Pipeline of AI‐based breast imaging. LASSO: Least absolute shrinkage and selection operator; MRMR: max‐relevance and min‐redundancy; SVM: support vector machine.

2. BREAST IMAGING DATABASES

The development and testing of AI‐assisted detection or diagnosis systems for breast cancer require extensive data. By collecting massive images from millions of patients to create a database and integrating multisource data streams such as clinical, pathological, and genetic data to build a complete multidisciplinary data system, AI helps explore the correlation between multisource heterogeneous data and build a multidimensional comprehensive diagnosis and treatment system for breast cancer. The Cancer Imaging Archive (TCIA),[ 9 ] funded by the National Cancer Institute (NCI) cancer imaging program, is currently the largest open‐access imaging database available. Among the 45 cancer imaging collections in the TCIA, breast cancer accounts for the largest proportion, with 18 public collections. The datasets are mainly based on patients from Europe and the United States and contain only a small number of Asian patients. The TCIA‐Breast dataset contains four modalities: mammography (MG), magnetic resonance imaging (MRI), computed tomography (CT), and positron emission tomography (PET). Among them, MG and MRI are the two major modalities with the largest number of cases and are the most widely used.
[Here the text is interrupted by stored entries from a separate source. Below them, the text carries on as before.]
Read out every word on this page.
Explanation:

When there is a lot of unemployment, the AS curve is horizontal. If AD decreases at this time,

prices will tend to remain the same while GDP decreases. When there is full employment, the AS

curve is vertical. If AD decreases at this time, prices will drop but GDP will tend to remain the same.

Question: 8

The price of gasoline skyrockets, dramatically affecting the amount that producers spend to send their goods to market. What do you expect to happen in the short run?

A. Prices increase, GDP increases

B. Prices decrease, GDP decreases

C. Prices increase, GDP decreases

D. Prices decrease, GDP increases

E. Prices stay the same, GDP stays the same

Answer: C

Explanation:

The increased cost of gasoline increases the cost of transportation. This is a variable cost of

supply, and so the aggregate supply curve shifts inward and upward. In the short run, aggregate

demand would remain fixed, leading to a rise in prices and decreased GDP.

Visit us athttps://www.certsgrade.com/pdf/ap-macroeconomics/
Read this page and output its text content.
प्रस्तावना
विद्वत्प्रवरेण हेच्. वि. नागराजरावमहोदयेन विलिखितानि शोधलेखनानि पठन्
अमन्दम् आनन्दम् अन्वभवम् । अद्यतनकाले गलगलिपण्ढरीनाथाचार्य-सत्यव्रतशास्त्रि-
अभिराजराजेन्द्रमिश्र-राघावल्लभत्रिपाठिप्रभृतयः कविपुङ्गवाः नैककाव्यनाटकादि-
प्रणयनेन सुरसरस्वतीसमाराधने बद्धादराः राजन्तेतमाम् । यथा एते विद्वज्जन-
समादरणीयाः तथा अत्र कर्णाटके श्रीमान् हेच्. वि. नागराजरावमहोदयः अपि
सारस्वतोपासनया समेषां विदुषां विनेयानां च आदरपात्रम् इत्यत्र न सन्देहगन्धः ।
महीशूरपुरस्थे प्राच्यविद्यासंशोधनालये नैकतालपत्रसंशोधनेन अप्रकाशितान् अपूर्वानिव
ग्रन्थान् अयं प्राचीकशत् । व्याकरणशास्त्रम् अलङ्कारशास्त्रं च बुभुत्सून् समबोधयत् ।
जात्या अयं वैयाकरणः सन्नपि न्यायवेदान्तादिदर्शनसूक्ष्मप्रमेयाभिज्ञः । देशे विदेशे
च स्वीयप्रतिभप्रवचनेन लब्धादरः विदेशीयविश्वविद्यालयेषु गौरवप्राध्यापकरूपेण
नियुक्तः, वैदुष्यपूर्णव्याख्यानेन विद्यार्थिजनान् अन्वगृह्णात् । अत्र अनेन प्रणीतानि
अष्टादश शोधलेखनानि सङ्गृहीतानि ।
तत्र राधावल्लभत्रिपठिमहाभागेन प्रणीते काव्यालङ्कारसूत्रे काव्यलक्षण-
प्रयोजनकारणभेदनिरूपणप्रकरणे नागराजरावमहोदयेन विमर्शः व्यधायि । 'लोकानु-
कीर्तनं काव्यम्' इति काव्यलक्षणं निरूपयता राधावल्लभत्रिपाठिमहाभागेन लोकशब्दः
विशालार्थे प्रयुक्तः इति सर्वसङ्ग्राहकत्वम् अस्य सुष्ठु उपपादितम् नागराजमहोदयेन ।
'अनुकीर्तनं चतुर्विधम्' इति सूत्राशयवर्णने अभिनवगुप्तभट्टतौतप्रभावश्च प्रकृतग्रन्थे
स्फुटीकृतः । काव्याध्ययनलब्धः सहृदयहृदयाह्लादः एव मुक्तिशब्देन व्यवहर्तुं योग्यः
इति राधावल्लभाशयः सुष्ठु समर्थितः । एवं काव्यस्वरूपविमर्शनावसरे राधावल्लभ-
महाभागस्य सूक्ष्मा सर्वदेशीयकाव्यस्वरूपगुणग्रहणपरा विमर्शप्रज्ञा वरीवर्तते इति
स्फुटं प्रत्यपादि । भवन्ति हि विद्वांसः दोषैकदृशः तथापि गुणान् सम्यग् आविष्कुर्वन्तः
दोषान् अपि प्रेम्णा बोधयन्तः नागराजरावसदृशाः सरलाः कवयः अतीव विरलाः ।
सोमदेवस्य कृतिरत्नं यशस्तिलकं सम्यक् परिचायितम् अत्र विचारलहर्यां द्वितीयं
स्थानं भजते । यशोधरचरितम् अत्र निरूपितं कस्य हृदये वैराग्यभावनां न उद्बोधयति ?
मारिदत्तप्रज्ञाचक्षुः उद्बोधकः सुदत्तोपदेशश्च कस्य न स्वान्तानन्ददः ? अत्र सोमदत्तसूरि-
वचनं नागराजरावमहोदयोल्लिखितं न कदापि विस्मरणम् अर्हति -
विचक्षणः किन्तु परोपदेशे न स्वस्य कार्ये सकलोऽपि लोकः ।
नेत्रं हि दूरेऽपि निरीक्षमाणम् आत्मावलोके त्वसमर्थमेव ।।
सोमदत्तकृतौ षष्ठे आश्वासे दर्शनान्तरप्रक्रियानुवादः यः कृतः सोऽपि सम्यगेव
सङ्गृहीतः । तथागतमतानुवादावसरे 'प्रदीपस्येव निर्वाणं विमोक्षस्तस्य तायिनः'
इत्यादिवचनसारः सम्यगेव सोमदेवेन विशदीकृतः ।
Below is a concise explanation of these two modalities' datasets.

2.1. MG database

Currently, there are six publicly available MG datasets, and each dataset contains normal breasts and pathologically confirmed benign and malignant lesions (Table 1).

TABLE 1.

MG datasets.

Imaging modality Clinical/Pathological information
Database Number FFDM DM DBT Clinical information Pathological information
MIAS 161 N Y N Y N
INbreast 115 Y N N Y N
DDSM 1,566 N Y N Y Y
CMMD 3,728 N Y N Y Y
BCS‐DBT 5,060 N N Y Y Y
VICTRE 2,994 N N Y Y Y

Y: yes; N: no.

2.1.1. The Mammographic Image Analysis Society (MIAS) database and the INbreast dataset

MIAS is the earliest publicly available mammography dataset. This dataset includes 322 digital medial lateral oblique view (MLO) images of 161 patients, all of which are stored in PNG format.[ 10 ] INbreast is a publicly available full‐field digital mammography (FFDM) dataset that contains 400 images of 115 participants and provides clinical information and Breast Imaging Reporting and Data System (BI‐RADS) classification information for each patient. The greatest advantage of the INbreast dataset is that it has accurate contour annotations, which is helpful for the development and validation of algorithms for lesion morphology.[ 11 ]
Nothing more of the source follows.